Anomaly Detection for Scalable Task Grouping in Reinforcement Learning-based RAN Optimization
Jimmy Li, Igor Kozlov, Di Wu, Xue Liu, Gregory Dudek
TL;DR
The paper tackles scaling reinforcement learning for cellular RAN optimization across thousands of sites by introducing a scalable policy bank that reuses policies when compatible and trains new ones only for incompatible tasks. Compatibility is determined through anomaly-detection-based methods (BG and TREX-DINO), framed as change-point detection on time-series interaction data, with distillation used to cap the bank size. Empirical results on a system-level simulator show that AD-based methods deliver high performance-to-training ratios $\xi$ while achieving comparable cumulative rewards $\rho$ to baselines that train policies for every task, with TD offering robustness to threshold settings. The framework enables practical deployment of multitask RL controllers in real-world RANs and is extendable to other RAN optimization problems like energy saving.
Abstract
The use of learning-based methods for optimizing cellular radio access networks (RAN) has received increasing attention in recent years. This coincides with a rapid increase in the number of cell sites worldwide, driven largely by dramatic growth in cellular network traffic. Training and maintaining learned models that work well across a large number of cell sites has thus become a pertinent problem. This paper proposes a scalable framework for constructing a reinforcement learning policy bank that can perform RAN optimization across a large number of cell sites with varying traffic patterns.

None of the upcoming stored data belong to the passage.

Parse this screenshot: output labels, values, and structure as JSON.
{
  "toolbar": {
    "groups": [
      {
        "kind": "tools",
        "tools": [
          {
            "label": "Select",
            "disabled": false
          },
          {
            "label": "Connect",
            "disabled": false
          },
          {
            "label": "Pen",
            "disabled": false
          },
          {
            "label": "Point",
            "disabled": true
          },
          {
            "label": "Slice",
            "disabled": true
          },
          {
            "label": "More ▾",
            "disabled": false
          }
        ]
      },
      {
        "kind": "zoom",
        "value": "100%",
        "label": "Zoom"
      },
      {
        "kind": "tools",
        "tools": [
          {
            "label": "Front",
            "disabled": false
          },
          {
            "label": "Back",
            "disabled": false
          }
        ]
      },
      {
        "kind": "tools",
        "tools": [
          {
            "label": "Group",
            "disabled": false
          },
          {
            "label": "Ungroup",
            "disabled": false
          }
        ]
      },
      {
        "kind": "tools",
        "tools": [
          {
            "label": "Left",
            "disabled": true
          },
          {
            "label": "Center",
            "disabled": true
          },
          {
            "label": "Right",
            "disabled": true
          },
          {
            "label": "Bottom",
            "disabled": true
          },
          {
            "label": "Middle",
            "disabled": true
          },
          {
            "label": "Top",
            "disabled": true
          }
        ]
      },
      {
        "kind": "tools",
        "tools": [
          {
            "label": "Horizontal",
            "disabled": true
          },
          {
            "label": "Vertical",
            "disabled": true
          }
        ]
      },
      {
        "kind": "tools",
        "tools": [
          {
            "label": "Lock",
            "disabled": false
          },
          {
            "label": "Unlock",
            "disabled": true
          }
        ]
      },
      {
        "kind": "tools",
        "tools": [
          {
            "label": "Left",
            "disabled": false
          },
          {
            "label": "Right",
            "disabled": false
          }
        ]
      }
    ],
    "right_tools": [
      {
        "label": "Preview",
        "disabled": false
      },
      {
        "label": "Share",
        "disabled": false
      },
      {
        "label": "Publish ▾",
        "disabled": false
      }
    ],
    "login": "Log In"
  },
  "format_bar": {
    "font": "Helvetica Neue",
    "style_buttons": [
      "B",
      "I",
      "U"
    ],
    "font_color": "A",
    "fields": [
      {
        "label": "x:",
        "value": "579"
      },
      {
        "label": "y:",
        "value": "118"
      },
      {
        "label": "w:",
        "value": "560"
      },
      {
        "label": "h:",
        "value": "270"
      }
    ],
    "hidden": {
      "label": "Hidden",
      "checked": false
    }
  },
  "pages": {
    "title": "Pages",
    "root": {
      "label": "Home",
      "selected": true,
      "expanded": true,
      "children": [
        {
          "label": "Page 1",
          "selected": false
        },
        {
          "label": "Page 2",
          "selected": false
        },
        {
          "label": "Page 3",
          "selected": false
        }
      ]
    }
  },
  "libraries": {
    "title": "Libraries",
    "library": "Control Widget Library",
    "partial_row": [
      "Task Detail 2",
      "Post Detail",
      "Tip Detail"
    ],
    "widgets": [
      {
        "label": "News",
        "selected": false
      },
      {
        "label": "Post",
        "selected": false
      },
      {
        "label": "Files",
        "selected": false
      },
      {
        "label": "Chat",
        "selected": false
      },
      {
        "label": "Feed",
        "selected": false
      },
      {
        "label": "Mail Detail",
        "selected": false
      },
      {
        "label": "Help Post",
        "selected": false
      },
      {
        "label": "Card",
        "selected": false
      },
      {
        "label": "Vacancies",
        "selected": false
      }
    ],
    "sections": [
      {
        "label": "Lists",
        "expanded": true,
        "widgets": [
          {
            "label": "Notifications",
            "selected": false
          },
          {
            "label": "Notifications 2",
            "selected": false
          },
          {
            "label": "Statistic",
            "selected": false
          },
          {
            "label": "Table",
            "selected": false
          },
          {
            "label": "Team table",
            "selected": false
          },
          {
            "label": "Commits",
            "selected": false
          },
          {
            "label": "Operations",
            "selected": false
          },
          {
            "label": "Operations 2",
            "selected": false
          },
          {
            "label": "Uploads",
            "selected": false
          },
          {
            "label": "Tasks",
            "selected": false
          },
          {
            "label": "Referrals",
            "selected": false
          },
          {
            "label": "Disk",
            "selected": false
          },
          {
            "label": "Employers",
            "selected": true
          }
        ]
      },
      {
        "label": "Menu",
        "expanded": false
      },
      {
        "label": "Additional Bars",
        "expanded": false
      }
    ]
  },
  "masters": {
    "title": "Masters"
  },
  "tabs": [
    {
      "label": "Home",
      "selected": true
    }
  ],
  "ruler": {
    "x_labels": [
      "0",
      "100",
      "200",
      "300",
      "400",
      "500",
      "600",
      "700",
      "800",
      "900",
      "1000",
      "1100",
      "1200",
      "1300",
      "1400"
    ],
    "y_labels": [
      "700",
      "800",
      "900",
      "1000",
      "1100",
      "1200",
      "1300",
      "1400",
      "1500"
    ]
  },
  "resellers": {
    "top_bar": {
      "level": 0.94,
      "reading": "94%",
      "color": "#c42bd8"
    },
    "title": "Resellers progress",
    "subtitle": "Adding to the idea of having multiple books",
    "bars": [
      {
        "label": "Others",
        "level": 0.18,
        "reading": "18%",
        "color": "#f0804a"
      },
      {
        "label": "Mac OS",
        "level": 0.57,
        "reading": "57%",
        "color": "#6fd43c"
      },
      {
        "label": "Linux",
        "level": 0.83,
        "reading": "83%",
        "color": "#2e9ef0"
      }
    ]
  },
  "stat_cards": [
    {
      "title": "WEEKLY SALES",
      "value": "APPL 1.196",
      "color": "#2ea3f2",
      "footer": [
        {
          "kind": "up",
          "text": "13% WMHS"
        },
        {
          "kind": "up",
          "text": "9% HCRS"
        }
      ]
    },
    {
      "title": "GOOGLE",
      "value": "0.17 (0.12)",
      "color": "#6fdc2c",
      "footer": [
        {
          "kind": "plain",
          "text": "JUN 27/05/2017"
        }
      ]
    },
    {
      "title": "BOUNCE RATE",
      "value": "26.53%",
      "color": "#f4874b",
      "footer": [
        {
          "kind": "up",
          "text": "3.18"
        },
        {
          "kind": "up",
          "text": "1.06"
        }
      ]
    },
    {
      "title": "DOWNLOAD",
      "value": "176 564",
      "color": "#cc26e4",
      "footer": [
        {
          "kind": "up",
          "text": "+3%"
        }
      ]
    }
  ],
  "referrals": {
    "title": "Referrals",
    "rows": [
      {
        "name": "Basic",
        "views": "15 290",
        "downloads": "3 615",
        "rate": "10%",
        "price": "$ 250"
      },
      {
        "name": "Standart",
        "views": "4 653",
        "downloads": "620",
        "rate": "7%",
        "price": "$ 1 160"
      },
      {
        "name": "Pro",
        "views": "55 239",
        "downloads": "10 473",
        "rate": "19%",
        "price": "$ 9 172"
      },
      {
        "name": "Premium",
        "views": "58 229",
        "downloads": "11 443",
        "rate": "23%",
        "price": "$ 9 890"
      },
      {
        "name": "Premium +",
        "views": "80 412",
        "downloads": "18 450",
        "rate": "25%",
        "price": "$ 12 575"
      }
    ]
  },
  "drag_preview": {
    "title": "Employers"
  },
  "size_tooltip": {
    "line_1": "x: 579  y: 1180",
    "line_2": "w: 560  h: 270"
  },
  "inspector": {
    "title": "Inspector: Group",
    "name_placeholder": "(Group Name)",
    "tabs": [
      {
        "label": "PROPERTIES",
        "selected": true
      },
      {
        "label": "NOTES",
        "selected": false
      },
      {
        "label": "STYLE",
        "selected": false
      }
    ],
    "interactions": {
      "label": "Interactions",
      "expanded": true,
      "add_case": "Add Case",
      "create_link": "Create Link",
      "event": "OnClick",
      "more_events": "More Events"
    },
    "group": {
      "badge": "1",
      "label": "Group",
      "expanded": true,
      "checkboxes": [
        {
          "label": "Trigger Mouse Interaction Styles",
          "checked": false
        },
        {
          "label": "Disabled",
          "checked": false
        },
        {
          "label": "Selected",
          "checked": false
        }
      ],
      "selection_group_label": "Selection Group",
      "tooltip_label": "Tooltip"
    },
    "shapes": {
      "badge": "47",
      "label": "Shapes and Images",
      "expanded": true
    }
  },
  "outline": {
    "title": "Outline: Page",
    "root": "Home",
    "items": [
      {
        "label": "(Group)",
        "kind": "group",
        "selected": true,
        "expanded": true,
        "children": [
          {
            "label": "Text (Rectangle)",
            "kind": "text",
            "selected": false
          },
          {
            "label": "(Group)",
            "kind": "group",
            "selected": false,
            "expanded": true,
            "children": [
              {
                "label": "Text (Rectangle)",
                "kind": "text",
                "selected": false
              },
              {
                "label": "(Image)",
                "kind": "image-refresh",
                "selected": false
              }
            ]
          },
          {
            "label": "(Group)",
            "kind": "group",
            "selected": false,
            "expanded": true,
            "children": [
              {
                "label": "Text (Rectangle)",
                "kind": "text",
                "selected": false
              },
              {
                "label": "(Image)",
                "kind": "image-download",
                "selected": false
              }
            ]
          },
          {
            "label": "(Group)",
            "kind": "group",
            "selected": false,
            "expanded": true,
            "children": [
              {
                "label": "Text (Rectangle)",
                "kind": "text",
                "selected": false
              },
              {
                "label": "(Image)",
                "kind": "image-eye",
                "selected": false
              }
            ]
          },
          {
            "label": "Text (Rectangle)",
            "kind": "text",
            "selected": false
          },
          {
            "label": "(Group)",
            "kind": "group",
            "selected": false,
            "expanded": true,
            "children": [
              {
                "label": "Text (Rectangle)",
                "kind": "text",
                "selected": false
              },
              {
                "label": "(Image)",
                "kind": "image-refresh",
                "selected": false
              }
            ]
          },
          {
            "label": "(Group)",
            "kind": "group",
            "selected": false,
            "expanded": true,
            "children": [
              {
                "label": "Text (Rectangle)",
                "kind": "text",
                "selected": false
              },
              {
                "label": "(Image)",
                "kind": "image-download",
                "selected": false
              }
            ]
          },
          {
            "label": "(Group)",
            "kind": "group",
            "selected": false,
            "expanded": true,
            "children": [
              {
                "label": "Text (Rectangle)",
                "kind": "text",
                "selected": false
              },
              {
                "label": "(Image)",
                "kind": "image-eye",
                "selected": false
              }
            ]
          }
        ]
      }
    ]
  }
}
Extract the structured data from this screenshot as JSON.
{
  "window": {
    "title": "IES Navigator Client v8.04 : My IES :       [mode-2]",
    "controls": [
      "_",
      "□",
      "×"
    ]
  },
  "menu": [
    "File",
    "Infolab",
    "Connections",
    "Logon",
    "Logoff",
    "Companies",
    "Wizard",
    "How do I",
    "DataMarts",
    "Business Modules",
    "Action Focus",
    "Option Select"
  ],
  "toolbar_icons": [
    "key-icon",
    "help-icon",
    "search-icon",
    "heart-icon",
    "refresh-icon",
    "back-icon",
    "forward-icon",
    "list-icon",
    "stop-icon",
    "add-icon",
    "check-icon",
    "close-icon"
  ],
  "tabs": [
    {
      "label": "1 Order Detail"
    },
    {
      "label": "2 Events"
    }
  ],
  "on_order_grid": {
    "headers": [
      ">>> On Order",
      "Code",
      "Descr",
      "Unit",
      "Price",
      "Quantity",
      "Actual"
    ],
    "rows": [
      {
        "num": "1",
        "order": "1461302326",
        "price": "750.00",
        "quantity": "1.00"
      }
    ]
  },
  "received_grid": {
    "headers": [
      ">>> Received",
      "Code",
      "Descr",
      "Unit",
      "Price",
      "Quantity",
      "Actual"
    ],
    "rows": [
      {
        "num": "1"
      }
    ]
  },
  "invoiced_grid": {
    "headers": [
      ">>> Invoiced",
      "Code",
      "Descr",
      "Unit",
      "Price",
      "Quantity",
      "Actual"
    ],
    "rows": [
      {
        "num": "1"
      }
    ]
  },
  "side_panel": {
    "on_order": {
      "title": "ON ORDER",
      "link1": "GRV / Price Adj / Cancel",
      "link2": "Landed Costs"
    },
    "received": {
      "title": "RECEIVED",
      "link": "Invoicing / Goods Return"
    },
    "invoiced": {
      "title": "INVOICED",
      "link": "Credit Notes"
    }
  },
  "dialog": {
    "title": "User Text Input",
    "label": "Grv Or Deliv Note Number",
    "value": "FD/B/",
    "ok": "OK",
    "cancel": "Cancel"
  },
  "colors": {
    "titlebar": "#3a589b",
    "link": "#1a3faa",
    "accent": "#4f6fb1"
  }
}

Central to our framework is a novel application of anomaly detection techniques to assess the compatibility between sites (tasks) and the policy bank. This allows our framework to intelligently identify when a policy can be reused for a task, and when a new policy needs to be trained and added to the policy bank. Our results show that our approach to compatibility assessment leads to an efficient use of computational resources, by allowing us to construct a performant policy bank without exhaustively training on all tasks, which makes it applicable under real-world constraints.